One problem is the lack of resources: fewer than 0.1 per cent of websites have content in an African language, and it takes a terabyte of data to train a language learning model, which equates to about one million sentences in Twi. “Even with that it’s not good enough,” Felix acknowledged. So how is an app like Khaya supposed to gather text to learn from? Felix told me they had two sources; Bible translations and real people. I met some of those real people nearly 400km further north, in Tamale, where Wikipedia editors who work on articles in the Dagbani language contributed hours of audio to Ghana NLP. Wikipedia editors, too, are volunteers. “I always wanted to see the Dagbani language visible in the digital space,” says Alhassan Mohammed Awal, a local teacher and activist who took part in the recordings. “But then anytime I went online to search about Dagbani I couldn’t find anything. If information about a language is not online, people who don’t understand English can’t find any information.”

These frustrations are echoed in other countries, and many level their concerns at Big Tech. Michael Leventhal, head of AI projects at RobotsMali, says that while Google has researchers in natural language processing, it lacks expertise in African languages and structured outreach programmes with developers. This means that when Google does build translation systems, “the only responsibility is to create something new, publish the work, make source code and data available and leave it to others to use or not use the results. I personally do not believe that this model is responsible when we are talking about something that, in my opinion, should be viewed as a fundamental human right.” 

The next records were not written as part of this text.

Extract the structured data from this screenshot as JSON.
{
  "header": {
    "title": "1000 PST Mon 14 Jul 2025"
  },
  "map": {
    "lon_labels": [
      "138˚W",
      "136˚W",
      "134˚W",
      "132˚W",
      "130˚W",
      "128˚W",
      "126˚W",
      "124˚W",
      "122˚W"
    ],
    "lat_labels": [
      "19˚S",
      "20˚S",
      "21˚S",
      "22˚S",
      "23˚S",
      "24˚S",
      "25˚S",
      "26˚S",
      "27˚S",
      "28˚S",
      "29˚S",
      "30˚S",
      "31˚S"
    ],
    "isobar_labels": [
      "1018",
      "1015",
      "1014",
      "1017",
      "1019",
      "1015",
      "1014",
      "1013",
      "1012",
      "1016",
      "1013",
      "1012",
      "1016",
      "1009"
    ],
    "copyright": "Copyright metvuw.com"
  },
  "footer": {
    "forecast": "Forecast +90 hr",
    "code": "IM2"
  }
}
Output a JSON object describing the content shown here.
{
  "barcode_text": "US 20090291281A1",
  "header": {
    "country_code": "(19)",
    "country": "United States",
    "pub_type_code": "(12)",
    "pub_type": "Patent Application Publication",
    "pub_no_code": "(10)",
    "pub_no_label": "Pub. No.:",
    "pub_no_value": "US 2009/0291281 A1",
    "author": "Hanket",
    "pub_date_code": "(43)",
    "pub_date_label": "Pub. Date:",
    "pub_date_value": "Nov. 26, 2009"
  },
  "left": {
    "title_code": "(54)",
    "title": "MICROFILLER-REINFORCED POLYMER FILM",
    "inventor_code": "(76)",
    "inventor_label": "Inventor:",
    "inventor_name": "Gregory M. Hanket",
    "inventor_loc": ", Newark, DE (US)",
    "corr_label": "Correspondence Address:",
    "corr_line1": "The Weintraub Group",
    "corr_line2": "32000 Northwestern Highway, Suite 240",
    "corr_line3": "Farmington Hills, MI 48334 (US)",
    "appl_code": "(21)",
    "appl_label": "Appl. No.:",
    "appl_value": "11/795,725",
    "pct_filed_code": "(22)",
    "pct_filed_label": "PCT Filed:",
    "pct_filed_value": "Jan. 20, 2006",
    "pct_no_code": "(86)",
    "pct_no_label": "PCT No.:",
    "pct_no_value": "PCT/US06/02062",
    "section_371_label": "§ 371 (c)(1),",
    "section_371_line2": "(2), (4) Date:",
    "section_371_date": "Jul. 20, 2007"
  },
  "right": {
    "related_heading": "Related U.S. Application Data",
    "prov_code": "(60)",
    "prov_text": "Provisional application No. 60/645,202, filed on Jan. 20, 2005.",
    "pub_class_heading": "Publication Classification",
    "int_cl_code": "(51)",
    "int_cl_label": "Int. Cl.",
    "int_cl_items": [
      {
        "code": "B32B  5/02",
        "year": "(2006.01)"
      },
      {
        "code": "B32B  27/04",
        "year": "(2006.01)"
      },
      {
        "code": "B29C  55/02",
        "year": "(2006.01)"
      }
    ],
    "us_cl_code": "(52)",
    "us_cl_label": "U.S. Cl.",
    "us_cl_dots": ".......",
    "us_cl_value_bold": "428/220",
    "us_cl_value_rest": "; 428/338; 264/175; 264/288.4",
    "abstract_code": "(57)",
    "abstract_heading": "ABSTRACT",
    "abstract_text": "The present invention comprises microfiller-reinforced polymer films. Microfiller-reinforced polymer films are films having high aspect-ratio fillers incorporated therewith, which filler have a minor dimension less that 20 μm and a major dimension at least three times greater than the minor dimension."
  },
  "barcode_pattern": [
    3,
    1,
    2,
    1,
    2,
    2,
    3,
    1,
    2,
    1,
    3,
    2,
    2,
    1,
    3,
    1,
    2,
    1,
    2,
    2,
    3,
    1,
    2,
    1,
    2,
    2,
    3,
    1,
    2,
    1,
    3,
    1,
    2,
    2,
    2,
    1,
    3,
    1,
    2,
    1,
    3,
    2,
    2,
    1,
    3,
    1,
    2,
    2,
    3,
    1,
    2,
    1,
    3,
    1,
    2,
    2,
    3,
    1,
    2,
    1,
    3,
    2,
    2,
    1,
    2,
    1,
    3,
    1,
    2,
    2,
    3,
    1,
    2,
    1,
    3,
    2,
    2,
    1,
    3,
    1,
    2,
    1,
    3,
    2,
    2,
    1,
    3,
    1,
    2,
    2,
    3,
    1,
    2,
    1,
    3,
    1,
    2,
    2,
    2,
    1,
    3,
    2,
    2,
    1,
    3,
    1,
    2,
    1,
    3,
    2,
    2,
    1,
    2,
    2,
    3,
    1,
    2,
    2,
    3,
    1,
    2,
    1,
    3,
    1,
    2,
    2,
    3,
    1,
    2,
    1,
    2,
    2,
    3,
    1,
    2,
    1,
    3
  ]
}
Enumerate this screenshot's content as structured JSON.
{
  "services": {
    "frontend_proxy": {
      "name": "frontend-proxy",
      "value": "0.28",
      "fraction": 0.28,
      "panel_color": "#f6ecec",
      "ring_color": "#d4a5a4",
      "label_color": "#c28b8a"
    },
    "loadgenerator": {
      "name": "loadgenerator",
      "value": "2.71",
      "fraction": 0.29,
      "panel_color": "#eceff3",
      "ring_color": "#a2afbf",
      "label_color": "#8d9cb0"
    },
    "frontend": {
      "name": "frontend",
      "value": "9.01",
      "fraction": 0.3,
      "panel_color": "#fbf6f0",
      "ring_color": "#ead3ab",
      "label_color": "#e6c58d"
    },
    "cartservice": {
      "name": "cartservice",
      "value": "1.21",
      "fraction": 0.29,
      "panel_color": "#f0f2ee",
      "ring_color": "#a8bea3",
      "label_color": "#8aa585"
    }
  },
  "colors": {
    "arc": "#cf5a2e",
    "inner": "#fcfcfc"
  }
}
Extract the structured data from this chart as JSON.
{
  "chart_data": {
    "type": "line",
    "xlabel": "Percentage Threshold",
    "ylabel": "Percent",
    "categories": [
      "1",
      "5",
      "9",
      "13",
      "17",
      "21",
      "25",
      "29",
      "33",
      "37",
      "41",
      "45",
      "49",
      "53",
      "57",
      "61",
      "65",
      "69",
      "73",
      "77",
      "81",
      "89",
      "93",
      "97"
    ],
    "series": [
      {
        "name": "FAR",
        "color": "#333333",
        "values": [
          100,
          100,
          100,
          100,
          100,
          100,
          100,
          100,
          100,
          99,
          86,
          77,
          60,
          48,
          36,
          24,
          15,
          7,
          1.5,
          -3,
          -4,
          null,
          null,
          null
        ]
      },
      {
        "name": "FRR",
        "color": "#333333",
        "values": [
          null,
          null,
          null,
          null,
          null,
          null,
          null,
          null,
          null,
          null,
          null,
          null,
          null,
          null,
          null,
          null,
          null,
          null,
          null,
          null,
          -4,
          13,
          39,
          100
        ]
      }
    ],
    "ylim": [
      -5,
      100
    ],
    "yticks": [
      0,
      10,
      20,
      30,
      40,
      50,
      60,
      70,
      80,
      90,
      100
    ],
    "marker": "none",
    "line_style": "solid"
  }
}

Leventhal believes the fate of languages similar to Bambara, a Malian lingua franca, could be transformed if the writing systems of every language could work on the internet; it is believed around 100 scripts from Africa, Asia and the Americas are still unencoded, meaning they can’t be written in online. In 1991, the non-profit Unicode Consortium was founded with the aim of enabling people to use computers in any language. “It required participation from every language group on earth,” says Leventhal, “comparable to the need today for each language community to ensure that there is data to train NLP systems to handle their languages. This is exactly the time to put this initiative into place… it must bring the behemoths and the RobotsMalis of the world together to make it happen.”

The fact that only a few Ghanaian languages are represented by Google Translate is all the more surprising when Accra is home to Google’s first AI Research Center in Africa. Yossi Matias, VP of Research and Engineering, appeared via video link at a news conference there, and I asked him when more African languages might be added to Google Translate. He spoke generally about the importance of language, translation and how AI could be helpful but neither named a new language nor described a timeline. Perhaps for Google, there is no rush. But for anyone in a country like Mali, where 31 per cent of adults are literate and where most Malians do not speak a European language, AI is ready to meet a serious need. 

In many ways, it is positive that communities are making tools for themselves. In Ghana, confidence in AI appeared overwhelmed by fears that it can cause more harm than good, and much of that is connected to how Big Tech has failed to protect people, or how governments have failed to regulate artificial intelligence. Reclaiming power from tech giants is wonderful, but the problem is that more autonomy only goes so far. Grassroots AI translation can truly support communities—in places such as hospitals, it could mean life or death—but it needs funding. The next terabyte of data may not come so freely.